True, it was not possible for the government to give adverts to newspapers considering most of the government departments were shut during the lockdown period. This, in turn, had brought all official activity to a halt. Only the essential service departments like healthcare, police, food, power and public health engineering departments were functional. All government attention was and remains focused on fighting the spread of Coronavirus. So, these are challenging times and the government is doing everything in its power to halt the spread of COVID-19, the disease caused by Coronavirus, that has so far infected over 4000 people in the union territory.
But at the same time, media is an important tool of the fight against the Covid-19. It plays the critical role in spreading the awareness about the disease. And it has been doing that over the past more than two months, despite having had to publish under very tough circumstances. What is missing, however, is the resources to make it economically viable to do so. Without any advertisements, the newspapers have to bear the entire cost of publishing. More so, at a time when there is also no advertising from the small private sector which is also shut.
It is a well known fact that the Government adverts form around three-fourths of newspaper revenue in J&K, and almost the entire income for smaller newspapers. So, the newspapers look towards the government for the adverts to survive. And the government, in return, wants them to toe its line.
Overall the challenges for Kashmir media are formidable and structural. The media in Kashmir, comprising English and vernacular press with robust online presence, have a particularly unenviable job to do. The problems faced by it are both universal to the conflict situations and unique to the region.
One of the major problems bedeviling the freedom of expression in Kashmir is the economic sustainability of the local newspapers. Being a place with only a fledgling private sector and little industrial presence, government advertising has been a predominant source of revenue for the newspapers. This gives government enormous power to influence news agenda, rendering the local press prone to the pulls and pressures from the administration and various other interests in the region. Until August last, however, the local media had managed to skirt such pressures and done a largely excellent job of covering the prevailing extraordinary situation. Things have gone downhill since then.
The local newspapers and the reporters working for the various national and international publications have faced their toughest time in discharging their professional duties over the past ten months. The security lockdown and the communication blockade that followed the revocation of Article 370 have hit the Kashmir media hard. Journalists have struggled for an internet connection to get their stories out. The newspapers too have struggled to get the news content and maintain their online presence.

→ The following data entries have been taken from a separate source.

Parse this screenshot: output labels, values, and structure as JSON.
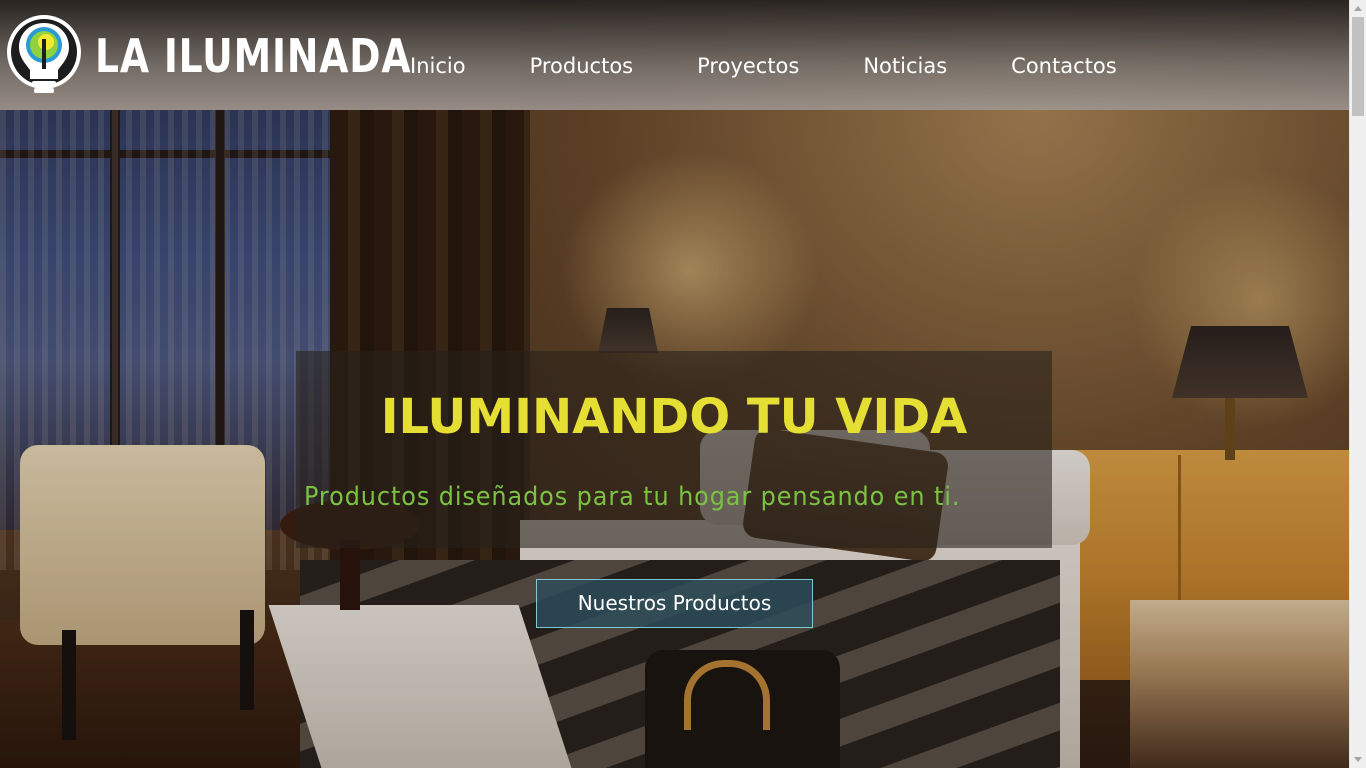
{
  "brand": {
    "name": "LA ILUMINADA",
    "logo_icon": "lightbulb-logo-icon",
    "colors": {
      "bulb_outer": "#8fd13f",
      "bulb_inner": "#f2ea31",
      "ring": "#2a9bd6"
    }
  },
  "nav": {
    "items": [
      {
        "label": "Inicio"
      },
      {
        "label": "Productos"
      },
      {
        "label": "Proyectos"
      },
      {
        "label": "Noticias"
      },
      {
        "label": "Contactos"
      }
    ]
  },
  "hero": {
    "title": "ILUMINANDO TU VIDA",
    "subtitle": "Productos diseñados para tu hogar pensando en ti.",
    "button_label": "Nuestros Productos",
    "colors": {
      "title": "#e6df33",
      "subtitle": "#7cc242",
      "button_border": "#7fc6d6"
    }
  }
}
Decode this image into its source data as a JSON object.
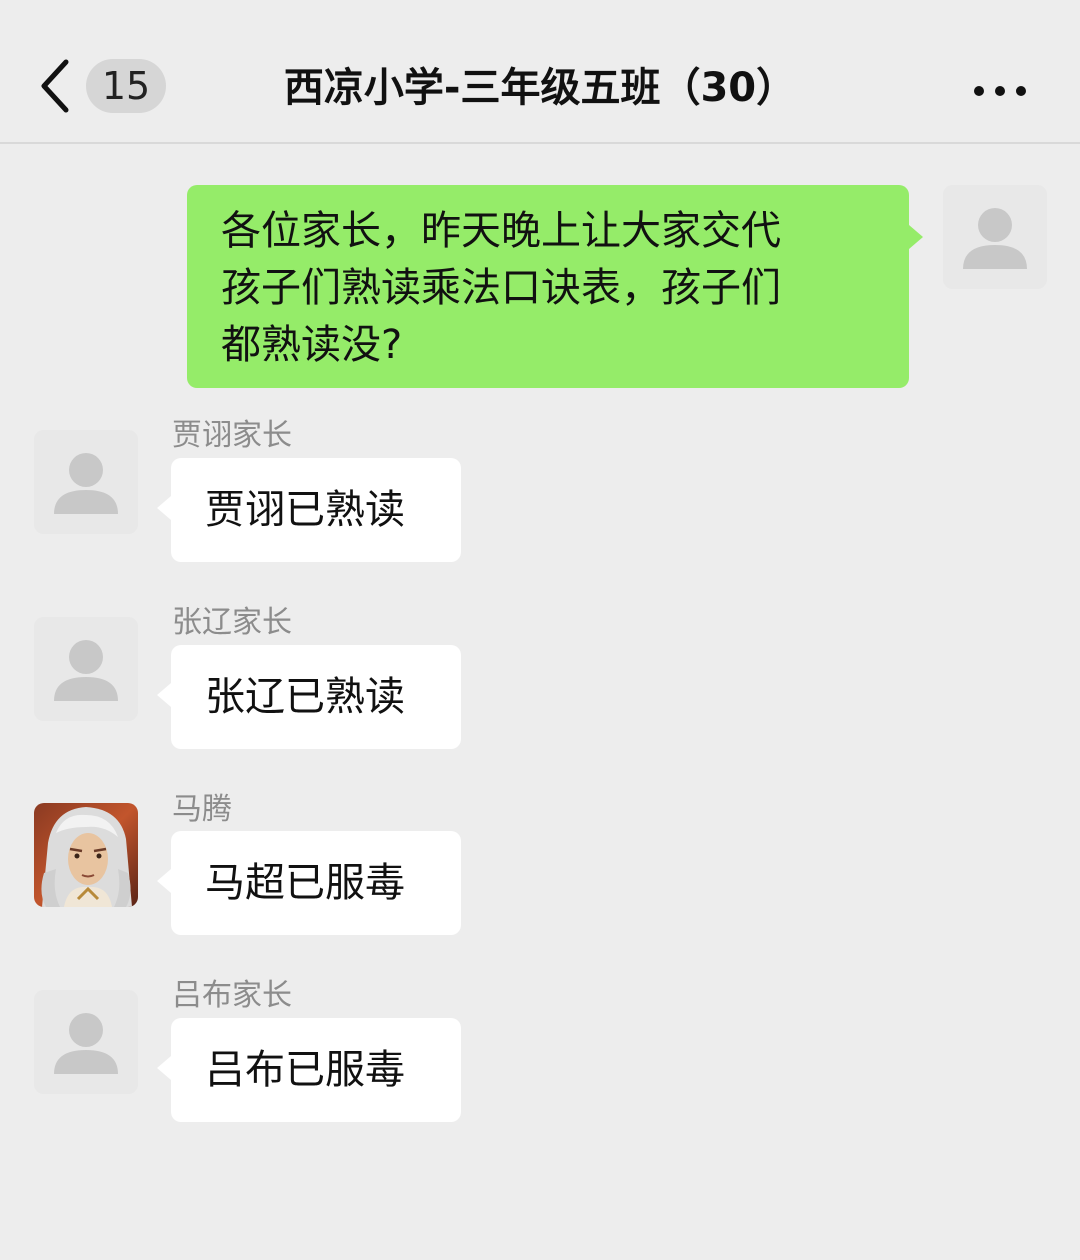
{
  "header": {
    "back_icon": "chevron-left-icon",
    "unread_count": "15",
    "title": "西凉小学-三年级五班（30）",
    "more_icon": "more-dots-icon"
  },
  "messages": [
    {
      "direction": "sent",
      "lines": [
        "各位家长，昨天晚上让大家交代",
        "孩子们熟读乘法口诀表，孩子们",
        "都熟读没?"
      ]
    },
    {
      "direction": "received",
      "sender": "贾诩家长",
      "text": "贾诩已熟读",
      "avatar": "default-avatar-icon"
    },
    {
      "direction": "received",
      "sender": "张辽家长",
      "text": "张辽已熟读",
      "avatar": "default-avatar-icon"
    },
    {
      "direction": "received",
      "sender": "马腾",
      "text": "马超已服毒",
      "avatar": "character-portrait"
    },
    {
      "direction": "received",
      "sender": "吕布家长",
      "text": "吕布已服毒",
      "avatar": "default-avatar-icon"
    }
  ],
  "colors": {
    "background": "#ededed",
    "sent_bubble": "#95ec69",
    "received_bubble": "#ffffff",
    "sender_name": "#8c8c8c"
  }
}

It was days into the nullification of Article 370 that the government put together ‘Media Facilitation Centre’, initially only with four computers for a large media fraternity both local and visiting besides nearly a hundred local publications. Though communication gag has since been relaxed, with the media given broadband access in their offices, this hasn’t made a large difference to the prevailing pathetic state of journalism in Kashmir. Logistically, the situation may have eased, it has progressively worsened in terms of the economy of bringing out a newspaper. Sources of revenue have been drying up affecting critical functions of newsgathering and more importantly an impartial chronicling of the current unprecedented times. This too at a time when the readership has grown exponentially.